Monday, January 17, 2011

With both lungs

I learned once that Billy Graham and Martin Luther King Jr. had been good friends, and that they had originally thought of going into ministry together. For whatever reason, whether for disagreements or mere differences in vocational leanings, they did not. “You stay in the stadiums, Billy,” King (or “Mike,” as Billy called him) wrote to Graham, “because you will have far more impact on the white establishment there than you would if you marched in the streets.” Perhaps he did. Perhaps.

But their divergence was not only strategic; it was certainly somewhat ideological. Graham was unsure of King’s methods of civil disobedience, saying that “No matter what the law may be—it may be an unjust law—I believe we have a Christian responsibility to obey it. Otherwise you have anarchy.” King responded with the words of St. Augustine: “an unjust law is no law at all.” Over time as King began to speak out against the Vietnam war and poverty in a time when Communism was a looming threat, the divergence between him and his old friend became more pronounced.
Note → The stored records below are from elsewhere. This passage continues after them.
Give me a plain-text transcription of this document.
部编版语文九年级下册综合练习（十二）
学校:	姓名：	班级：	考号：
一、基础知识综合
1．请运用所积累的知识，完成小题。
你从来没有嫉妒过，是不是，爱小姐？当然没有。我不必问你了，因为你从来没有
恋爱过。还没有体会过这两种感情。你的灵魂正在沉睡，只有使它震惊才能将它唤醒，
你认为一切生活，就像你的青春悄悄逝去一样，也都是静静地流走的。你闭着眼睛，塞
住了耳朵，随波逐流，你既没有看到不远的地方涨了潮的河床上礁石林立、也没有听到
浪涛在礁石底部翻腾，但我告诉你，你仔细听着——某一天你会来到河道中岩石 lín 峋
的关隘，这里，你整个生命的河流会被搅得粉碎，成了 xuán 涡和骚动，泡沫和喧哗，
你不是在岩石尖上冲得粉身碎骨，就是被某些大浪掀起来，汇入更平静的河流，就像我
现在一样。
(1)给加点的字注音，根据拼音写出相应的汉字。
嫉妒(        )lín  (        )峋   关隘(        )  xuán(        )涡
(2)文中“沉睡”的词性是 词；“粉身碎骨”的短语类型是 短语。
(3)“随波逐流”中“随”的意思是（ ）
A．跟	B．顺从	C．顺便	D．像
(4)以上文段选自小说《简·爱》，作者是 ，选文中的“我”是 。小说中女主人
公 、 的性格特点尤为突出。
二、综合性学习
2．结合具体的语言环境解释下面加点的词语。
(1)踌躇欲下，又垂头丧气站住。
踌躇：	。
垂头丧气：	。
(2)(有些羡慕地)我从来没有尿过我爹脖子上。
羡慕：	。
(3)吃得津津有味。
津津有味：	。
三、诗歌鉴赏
Nevertheless, their friendship remained intact, and Graham took some radical stances for desegregation at his crusades. He invited King to join him on the pulpit and paid his bail to have him released from jail, and King’s famous declaration that “Eleven o’clock Sunday morning is the most segregated hour in America” is actually a quotation from an article of Graham’s.

Years later Graham confided to some Civil Rights leaders that he wondered what would have happened if he had taken to the streets with his friend, and I suppose we cannot know the answers to questions like that. What indeed might have happened if the iconic figures of liberal and conservative Christianity, figures whom both sides respect even if they disagree, had found a way to share their ministry? What kind of ministry would it have been? It might of course have been a loss to the great good that both of their ministries accomplished, but I cannot help but wonder if it might have muddled some of the sharp distinctions between liberal and conservative Christianity that I have grown up among.
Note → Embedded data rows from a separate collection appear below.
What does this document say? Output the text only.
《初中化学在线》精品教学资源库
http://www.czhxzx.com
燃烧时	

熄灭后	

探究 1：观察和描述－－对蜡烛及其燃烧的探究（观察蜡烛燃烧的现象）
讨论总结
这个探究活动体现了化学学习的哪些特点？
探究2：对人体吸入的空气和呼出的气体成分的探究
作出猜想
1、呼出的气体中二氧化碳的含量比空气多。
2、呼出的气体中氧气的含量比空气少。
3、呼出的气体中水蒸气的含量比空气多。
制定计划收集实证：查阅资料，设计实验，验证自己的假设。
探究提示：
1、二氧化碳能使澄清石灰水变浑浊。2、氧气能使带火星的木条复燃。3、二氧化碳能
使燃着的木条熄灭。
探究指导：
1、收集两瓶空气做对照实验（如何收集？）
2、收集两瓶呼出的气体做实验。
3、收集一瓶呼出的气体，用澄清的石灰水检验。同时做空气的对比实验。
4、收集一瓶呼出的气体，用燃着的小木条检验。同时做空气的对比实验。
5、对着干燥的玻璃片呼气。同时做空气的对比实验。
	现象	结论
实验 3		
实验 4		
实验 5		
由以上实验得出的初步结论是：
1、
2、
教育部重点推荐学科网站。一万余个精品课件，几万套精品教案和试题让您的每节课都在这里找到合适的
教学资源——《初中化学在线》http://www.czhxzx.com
Pope John Paul II, when calling for reconciliation between the eastern and western divisions of Christianity, spoke of the need for the Church to “breathe with both lungs.” Here in America, I am reminded of our lop-sided breathing in every walk from my poor neighborhood to my rich university, every transition from conversations with my Mennonite friends to my Catholic, every Sunday morning stroll by a white church to a black.

I’ve been told many times that Church unity is something we will not see “until heaven” (as if “heaven” were so ephemeral as to be identified by a time rather than a physical place). Today on Martin Luther King Jr. Day, which happens to come the day before the Week of Prayer for Christian Unity begins, it seems as good a time as any to remember that our Lord has taught us to pray that his Kingdom come and his will be done “on earth as it is in heaven.” Amen. Come Lord Jesus!

1 comment:

Jennwith2ns said...

Fascinating. I grew up the granddaughter of friends of Billy Graham, but I never heard the stories you've just shared. I'm also intrigued because I'm currently working on a paper for a church history class about the fundamentalist/modernist split in the 1920's--a split which surely had its effect on what you describe here. Thanks for furthering my thinking and my questions.